Omni-channel banking, the terribly overused, if not antiquated phrase, is also missing the consumer banking boat. David Gibbard recently blogged on the subject and said “the future of banking is bi-directional channel banking, the next step beyond omni-channel banking.” In short, he logically proposes that channels used by consumers and bank/CU staff, be closer aligned and share the same data. David goes on to say “The best customer experience can only occur if both the customer and the bank/credit union customer facing teams are on the same page.” This makes complete sense, particularly if the financial services industry can use data and interactions, regardless of channel, to genuinely connect with consumers on a more emotional level. This is includes predicting consumer needs and serving in more of an advisor role.
The neo banks have done a good job of trying to reduce the chore of banking with its friction, and you of course should too (and you are likely beginning to do so.) Neo banks have realized that traditional banks are viable distribution partners, and in fact, their survival may depend on partnering with banks, not competing against them. While they focus on UX and digital solutions, they are in essence simply repackaging and distributing other banking services and products.
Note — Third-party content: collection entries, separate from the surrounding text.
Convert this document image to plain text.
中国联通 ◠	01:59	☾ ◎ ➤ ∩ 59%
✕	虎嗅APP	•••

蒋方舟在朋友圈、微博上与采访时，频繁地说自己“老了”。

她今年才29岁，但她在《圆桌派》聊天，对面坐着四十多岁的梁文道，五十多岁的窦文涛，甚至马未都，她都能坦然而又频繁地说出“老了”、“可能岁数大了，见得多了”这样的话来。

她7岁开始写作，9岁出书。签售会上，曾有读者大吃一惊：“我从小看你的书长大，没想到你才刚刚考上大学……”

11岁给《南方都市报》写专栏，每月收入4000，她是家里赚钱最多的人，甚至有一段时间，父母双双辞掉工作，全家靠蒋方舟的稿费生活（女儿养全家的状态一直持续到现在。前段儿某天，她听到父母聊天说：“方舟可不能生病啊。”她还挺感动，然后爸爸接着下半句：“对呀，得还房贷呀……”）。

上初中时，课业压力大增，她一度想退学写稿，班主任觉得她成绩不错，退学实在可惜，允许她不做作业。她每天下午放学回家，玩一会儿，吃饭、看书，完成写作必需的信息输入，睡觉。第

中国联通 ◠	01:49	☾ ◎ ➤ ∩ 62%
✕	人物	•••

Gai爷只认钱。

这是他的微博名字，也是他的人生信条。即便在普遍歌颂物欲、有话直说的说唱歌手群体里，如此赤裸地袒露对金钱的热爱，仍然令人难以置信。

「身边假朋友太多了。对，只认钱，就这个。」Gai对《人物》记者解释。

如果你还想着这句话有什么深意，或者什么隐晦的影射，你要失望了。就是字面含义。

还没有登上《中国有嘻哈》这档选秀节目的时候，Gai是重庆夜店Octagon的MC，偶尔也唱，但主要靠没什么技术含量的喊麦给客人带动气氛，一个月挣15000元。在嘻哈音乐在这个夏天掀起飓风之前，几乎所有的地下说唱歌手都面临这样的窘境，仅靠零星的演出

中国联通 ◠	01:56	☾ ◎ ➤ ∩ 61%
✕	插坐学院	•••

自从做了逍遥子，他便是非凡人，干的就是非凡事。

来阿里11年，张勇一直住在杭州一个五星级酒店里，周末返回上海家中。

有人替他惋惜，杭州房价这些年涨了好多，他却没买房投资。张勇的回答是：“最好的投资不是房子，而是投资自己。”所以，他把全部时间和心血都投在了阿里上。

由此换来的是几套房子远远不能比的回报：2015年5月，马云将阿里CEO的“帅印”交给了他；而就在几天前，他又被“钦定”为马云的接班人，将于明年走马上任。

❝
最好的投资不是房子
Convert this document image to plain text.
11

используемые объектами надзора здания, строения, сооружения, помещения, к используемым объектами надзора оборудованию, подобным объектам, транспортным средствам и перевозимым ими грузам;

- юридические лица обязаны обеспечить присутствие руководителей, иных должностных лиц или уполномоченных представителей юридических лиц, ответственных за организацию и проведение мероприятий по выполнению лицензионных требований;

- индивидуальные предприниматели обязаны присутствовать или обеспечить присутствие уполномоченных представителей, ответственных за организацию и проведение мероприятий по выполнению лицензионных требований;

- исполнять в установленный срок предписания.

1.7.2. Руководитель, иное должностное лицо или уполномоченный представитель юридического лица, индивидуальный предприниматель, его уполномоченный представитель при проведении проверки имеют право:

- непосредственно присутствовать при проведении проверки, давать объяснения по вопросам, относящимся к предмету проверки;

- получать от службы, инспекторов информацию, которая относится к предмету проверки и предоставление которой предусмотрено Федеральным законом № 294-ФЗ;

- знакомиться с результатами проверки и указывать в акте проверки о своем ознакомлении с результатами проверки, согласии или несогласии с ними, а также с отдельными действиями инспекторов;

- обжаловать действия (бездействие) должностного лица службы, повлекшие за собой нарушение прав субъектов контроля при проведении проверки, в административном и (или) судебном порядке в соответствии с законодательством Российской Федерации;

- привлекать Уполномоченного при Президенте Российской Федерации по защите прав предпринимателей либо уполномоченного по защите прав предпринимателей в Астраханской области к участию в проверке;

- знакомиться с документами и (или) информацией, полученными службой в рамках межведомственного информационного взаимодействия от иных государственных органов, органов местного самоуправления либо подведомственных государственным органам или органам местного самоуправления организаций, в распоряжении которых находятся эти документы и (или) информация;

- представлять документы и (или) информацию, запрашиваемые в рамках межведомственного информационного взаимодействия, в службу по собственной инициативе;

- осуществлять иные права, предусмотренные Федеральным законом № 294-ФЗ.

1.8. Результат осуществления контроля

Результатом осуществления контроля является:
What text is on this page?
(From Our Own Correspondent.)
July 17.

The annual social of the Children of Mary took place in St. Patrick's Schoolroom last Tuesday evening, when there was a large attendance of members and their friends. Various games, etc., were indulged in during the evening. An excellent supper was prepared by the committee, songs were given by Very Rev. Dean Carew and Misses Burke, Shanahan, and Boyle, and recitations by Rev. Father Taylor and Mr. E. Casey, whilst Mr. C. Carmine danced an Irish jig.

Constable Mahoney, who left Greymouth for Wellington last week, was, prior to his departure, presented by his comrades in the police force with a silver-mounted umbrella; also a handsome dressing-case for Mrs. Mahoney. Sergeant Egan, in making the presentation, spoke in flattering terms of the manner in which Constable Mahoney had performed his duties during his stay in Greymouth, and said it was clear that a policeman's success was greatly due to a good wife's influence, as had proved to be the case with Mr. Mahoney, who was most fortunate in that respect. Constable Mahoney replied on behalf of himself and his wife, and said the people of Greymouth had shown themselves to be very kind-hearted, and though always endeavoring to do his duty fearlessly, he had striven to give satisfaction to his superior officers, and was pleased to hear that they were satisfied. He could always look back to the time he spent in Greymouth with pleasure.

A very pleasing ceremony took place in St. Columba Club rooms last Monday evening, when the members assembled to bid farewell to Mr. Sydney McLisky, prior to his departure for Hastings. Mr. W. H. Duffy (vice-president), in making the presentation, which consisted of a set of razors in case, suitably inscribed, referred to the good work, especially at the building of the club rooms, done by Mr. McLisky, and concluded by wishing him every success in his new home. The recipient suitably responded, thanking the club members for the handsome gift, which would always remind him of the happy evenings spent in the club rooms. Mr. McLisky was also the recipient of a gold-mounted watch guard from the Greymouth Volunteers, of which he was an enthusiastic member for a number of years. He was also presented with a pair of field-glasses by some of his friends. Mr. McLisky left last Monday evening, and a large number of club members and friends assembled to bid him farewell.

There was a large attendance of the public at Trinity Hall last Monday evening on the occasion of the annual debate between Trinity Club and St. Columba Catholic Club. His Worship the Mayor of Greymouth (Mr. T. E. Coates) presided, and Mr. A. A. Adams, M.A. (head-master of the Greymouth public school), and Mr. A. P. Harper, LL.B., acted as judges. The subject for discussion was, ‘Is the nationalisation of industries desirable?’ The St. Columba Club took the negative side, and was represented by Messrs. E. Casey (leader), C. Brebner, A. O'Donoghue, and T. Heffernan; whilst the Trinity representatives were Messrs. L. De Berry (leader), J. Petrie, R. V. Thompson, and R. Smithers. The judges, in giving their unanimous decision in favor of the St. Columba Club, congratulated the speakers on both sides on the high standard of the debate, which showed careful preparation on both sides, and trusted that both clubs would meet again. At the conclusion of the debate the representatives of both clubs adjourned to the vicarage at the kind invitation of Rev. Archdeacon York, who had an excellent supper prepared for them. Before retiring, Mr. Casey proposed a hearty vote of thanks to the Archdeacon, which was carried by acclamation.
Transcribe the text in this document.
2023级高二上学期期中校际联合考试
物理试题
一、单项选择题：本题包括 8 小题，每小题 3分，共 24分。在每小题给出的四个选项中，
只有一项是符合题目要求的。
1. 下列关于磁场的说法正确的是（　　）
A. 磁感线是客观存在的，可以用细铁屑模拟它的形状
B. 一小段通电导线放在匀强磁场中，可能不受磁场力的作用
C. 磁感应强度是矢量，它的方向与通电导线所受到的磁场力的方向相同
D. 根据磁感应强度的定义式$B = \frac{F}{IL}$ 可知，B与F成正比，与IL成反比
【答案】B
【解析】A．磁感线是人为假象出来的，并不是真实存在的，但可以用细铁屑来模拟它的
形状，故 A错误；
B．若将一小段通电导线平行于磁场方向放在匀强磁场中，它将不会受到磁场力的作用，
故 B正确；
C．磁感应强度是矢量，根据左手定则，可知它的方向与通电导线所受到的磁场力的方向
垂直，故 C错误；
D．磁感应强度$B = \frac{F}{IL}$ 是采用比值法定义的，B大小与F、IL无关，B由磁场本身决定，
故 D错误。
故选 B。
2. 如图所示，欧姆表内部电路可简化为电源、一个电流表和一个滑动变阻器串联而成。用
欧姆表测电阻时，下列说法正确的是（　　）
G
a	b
What some may lack is personal consumer engagement. Guess what? Virtual and physical sales channels are going to grow in importance for consumers financial product decisions that are deemed high emotional value.
Retail bankers must continue to recognize that consumer banking is very much tied to a human experience. When consumers use your services, for whatever reason, there is context tied to an event, a need or a purchase. We’re so focused on the transaction, that we can forget that. If I’m applying for a car loan, I’m dreading the loan process, but I’m excited about getting behind the wheel of the car. That new car smell is intoxicating. It’s a human experience. The mortgage application process is a nightmare from a consumer POV and anxiety can be overwhelming. The borrower is excited about the new home, but the process of applying for a mortgage and waiting for approval and funding, is a real drag. The consumer interest and emotion is tied to the purchase and that is where financial institutions have tremendous opportunity. Unlike neo banks, financial institutions (FIs) are well staffed and have broad distribution capabilities. Perhaps that’s why startups like Manilla failed and why dot.coms like Simple and Moven have turned to retail banks for distribution.
Communication can’t be a one-way street where FIs broadcast their products to customers who may or may not buy them. The user experience (UX) and human experience (HX) must collide and bankers need to show interest, be interesting and be human. Listening and reacting to the customer's voice and recognizing that the FI is enabling human fulfillment, can result in more satisfied and loyal customers. Offering products and services that make the consumer feel good and cared about, is an obvious imperative. This helps create a sense of belonging, empowerment, trust and security, all critically important to helping you differentiate in an evolving financial services arena. We have so much data, and all the channels in place, we just need to find more ways to be relevant and in tune with needs and motivational and behavioral factors that impact financial decision making. The banking industry needs to remember, it's in the people business.